4.5. Tumor Mutational Burden (TMB)

Tumor mutational burden (TMB) was defined by counting the number of somatic non-synonymous and synonymous base substitution and small indels (insertions and deletions less than 20 nucleotides), with a VAF of ≥5%, in the coding regions per megabase (mut/Mb). The cut-off value for TMB-high was set at 10 mut/Mb, in accordance with the KEYNOTE-158 trial, which supported FDA approval of pembrolizumab for the treatment of solid tumors exhibiting high tumor mutational burden [29].

4.6. Immunohistochemical (IHC) Analysis

Immunohistochemical (IHC) analysis of MMR protein expression (MMR-IHC) was performed using a standard procedure by dedicated pathologist. Briefly, IHC staining was performed on 2 to 4 µm FFPE tissue sections using fully automated IHC system Ventana BenchMark Ultra (Ventana Roche, Tucson, AZ, USA). For this purpose, commercially available monoclonal antibodies for MLH1 (clone ES05, #M3640; diluted 1:20) (DAKO Agilent, Santa Clara, CA, USA), PMS2 (clone EP51, #M3647; diluted 1:100) (DAKO Agilent), MSH2 (clone G219-1129, #760-5093; RTU) (Ventana Roche), and MSH6 (clone SP93, #760-5092; RTU) (Ventana Roche) were used. Primary antibodies were visualized using a three-step multimer detection system OptiView DAB IHC Detection Kit (Ventana Roche) following the manufacturer’s protocol. MLH1 and PMS2 detection was enhanced using OptiVew Amplification Kit (Ventana Roche). All protocols passed external quality assessment in both NEQAS and NORDIQC. Normal appendix and colon carcinomas with confirmed protein expression or loss of protein expression were used as controls.

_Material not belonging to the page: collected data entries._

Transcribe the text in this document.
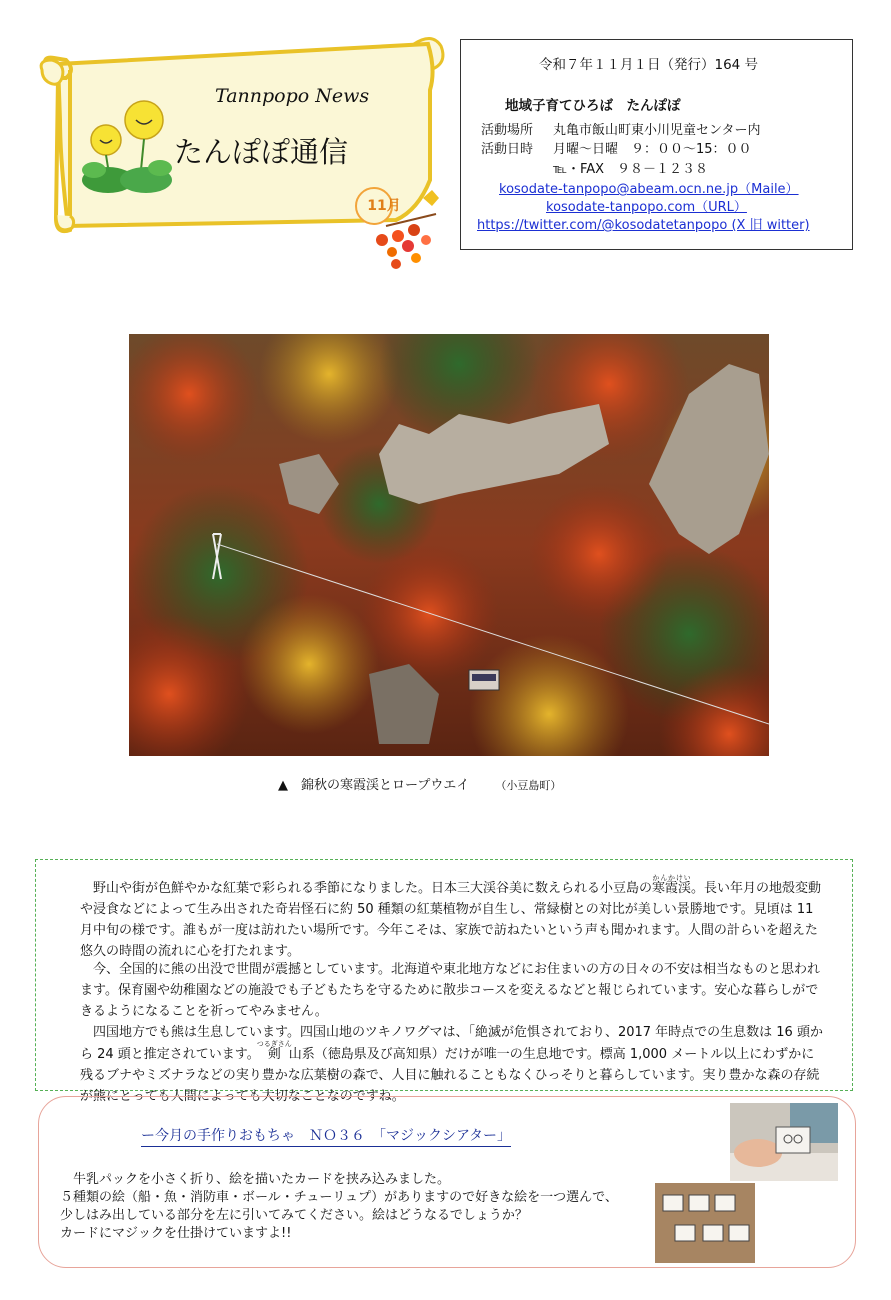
11月
Tannpopo News
たんぽぽ通信
令和７年１１月１日（発行）164 号
地域子育てひろば　たんぽぽ
活動場所 丸亀市飯山町東小川児童センター内
活動日時 月曜～日曜　９：００～15：００
℡・FAX　９８－１２３８
kosodate-tanpopo@abeam.ocn.ne.jp（Maile）
kosodate-tanpopo.com（URL）
https://twitter.com/@kosodatetanpopo (X 旧 witter)
▲　錦秋の寒霞渓とロープウエイ （小豆島町）

野山や街が色鮮やかな紅葉で彩られる季節になりました。日本三大渓谷美に数えられる小豆島の寒霞渓かんかけい。長い年月の地殻変動や浸食などによって生み出された奇岩怪石に約 50 種類の紅葉植物が自生し、常緑樹との対比が美しい景勝地です。見頃は 11 月中旬の様です。誰もが一度は訪れたい場所です。今年こそは、家族で訪ねたいという声も聞かれます。人間の計らいを超えた悠久の時間の流れに心を打たれます。

今、全国的に熊の出没で世間が震撼としています。北海道や東北地方などにお住まいの方の日々の不安は相当なものと思われます。保育園や幼稚園などの施設でも子どもたちを守るために散歩コースを変えるなどと報じられています。安心な暮らしができるようになることを祈ってやみません。

四国地方でも熊は生息しています。四国山地のツキノワグマは、「絶滅が危惧されており、2017 年時点での生息数は 16 頭から 24 頭と推定されています。剣つるぎさん山系（徳島県及び高知県）だけが唯一の生息地です。標高 1,000 メートル以上にわずかに残るブナやミズナラなどの実り豊かな広葉樹の森で、人目に触れることもなくひっそりと暮らしています。実り豊かな森の存続が熊にとっても人間によっても大切なことなのですね。

ー今月の手作りおもちゃ　ＮＯ３６　「マジックシアター」
　牛乳パックを小さく折り、絵を描いたカードを挟み込みました。
５種類の絵（船・魚・消防車・ボール・チューリュプ）がありますので好きな絵を一つ選んで、
少しはみ出している部分を左に引いてみてください。絵はどうなるでしょうか？
カードにマジックを仕掛けていますよ!!
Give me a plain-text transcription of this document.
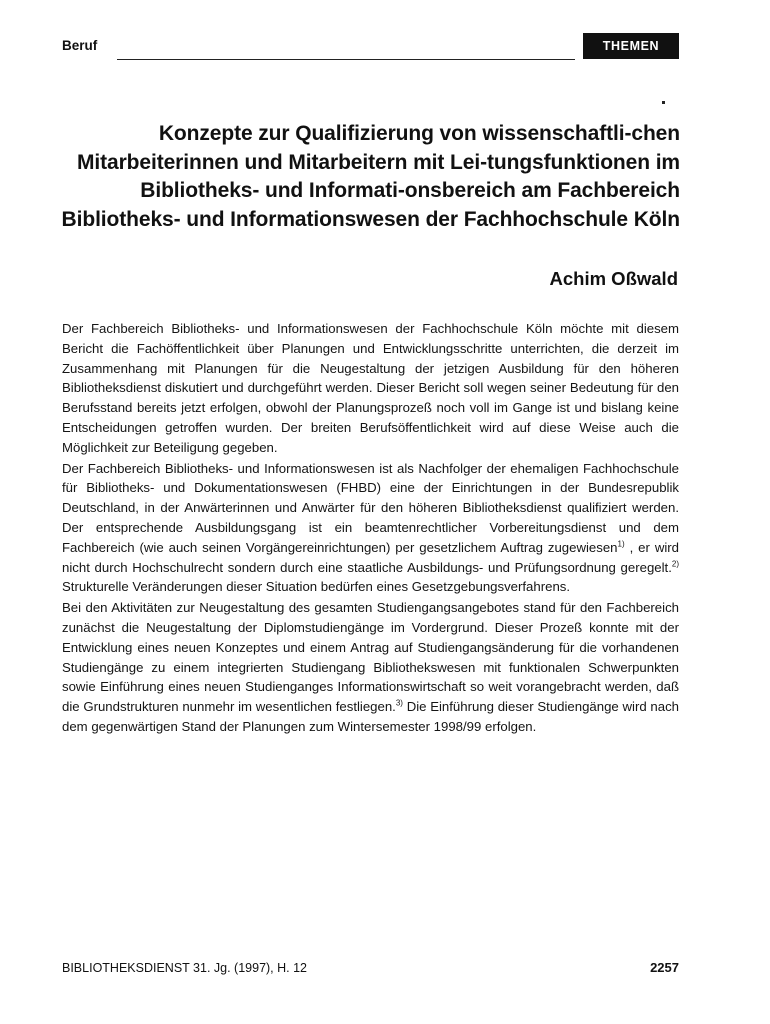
Beruf	THEMEN
Konzepte zur Qualifizierung von wissenschaftli-chen Mitarbeiterinnen und Mitarbeitern mit Lei-tungsfunktionen im Bibliotheks- und Informati-onsbereich am Fachbereich Bibliotheks- und Informationswesen der Fachhochschule Köln
Achim Oßwald

Der Fachbereich Bibliotheks- und Informationswesen der Fachhochschule Köln möchte mit diesem Bericht die Fachöffentlichkeit über Planungen und Entwicklungsschritte unterrichten, die derzeit im Zusammenhang mit Planungen für die Neugestaltung der jetzigen Ausbildung für den höheren Bibliotheksdienst diskutiert und durchgeführt werden. Dieser Bericht soll wegen seiner Bedeutung für den Berufsstand bereits jetzt erfolgen, obwohl der Planungsprozeß noch voll im Gange ist und bislang keine Entscheidungen getroffen wurden. Der breiten Berufsöffentlichkeit wird auf diese Weise auch die Möglichkeit zur Beteiligung gegeben.

Der Fachbereich Bibliotheks- und Informationswesen ist als Nachfolger der ehemaligen Fachhochschule für Bibliotheks- und Dokumentationswesen (FHBD) eine der Einrichtungen in der Bundesrepublik Deutschland, in der Anwärterinnen und Anwärter für den höheren Bibliotheksdienst qualifiziert werden. Der entsprechende Ausbildungsgang ist ein beamtenrechtlicher Vorbereitungsdienst und dem Fachbereich (wie auch seinen Vorgängereinrichtungen) per gesetzlichem Auftrag zugewiesen$^{1)}$ , er wird nicht durch Hochschulrecht sondern durch eine staatliche Ausbildungs- und Prüfungsordnung geregelt.$^{2)}$ Strukturelle Veränderungen dieser Situation bedürfen eines Gesetzgebungsverfahrens.

Bei den Aktivitäten zur Neugestaltung des gesamten Studiengangsangebotes stand für den Fachbereich zunächst die Neugestaltung der Diplomstudiengänge im Vordergrund. Dieser Prozeß konnte mit der Entwicklung eines neuen Konzeptes und einem Antrag auf Studiengangsänderung für die vorhandenen Studiengänge zu einem integrierten Studiengang Bibliothekswesen mit funktionalen Schwerpunkten sowie Einführung eines neuen Studienganges Informationswirtschaft so weit vorangebracht werden, daß die Grundstrukturen nunmehr im wesentlichen festliegen.$^{3)}$ Die Einführung dieser Studiengänge wird nach dem gegenwärtigen Stand der Planungen zum Wintersemester 1998/99 erfolgen.

BIBLIOTHEKSDIENST 31. Jg. (1997), H. 12	2257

4.7. Methylation-Specific MLPA (MS-MLPA)

Methylation status of the promoter region of the MLH1 was determined using methylation-specific multiplex ligation dependent probe amplification (MS-MLPA). Probemix ME011 Mismatch Repair Genes was used according to the manufacturer’s instruction (MRC Holland, Amsterdam, The Netherlands). For validation purposes, the methylation status was performed in MSI-H tumor samples without a pathogenic variant in MMR genes.

4.8. Statistical Analysis

All statistical analyses (receiver operating characteristic (ROC) curve analysis, area under the ROC curve value (AUC), specificity, sensitivity, positive predictive value, negative predictive value, accuracy, likelihood ratio, mean MSI score, and standard deviation) were calculated using GraphPad Prism version 9.5.1. for Windows (GraphPad Software, Boston, MA, USA, www.graphpad.com). The positive predictive value (PPV) was defined as the number of true positives/number of positive calls (true positives or MSI-H were determined by MSI-PCR). The negative predictive value was defined as number of true negatives/number of negatives calls (true negatives or MSI-S were determined by MSI-PCR). Likelihood ratio was defined as the ratio of the true positive rate to the false positive rate. Statistically significance was determined using Welch’s t-test.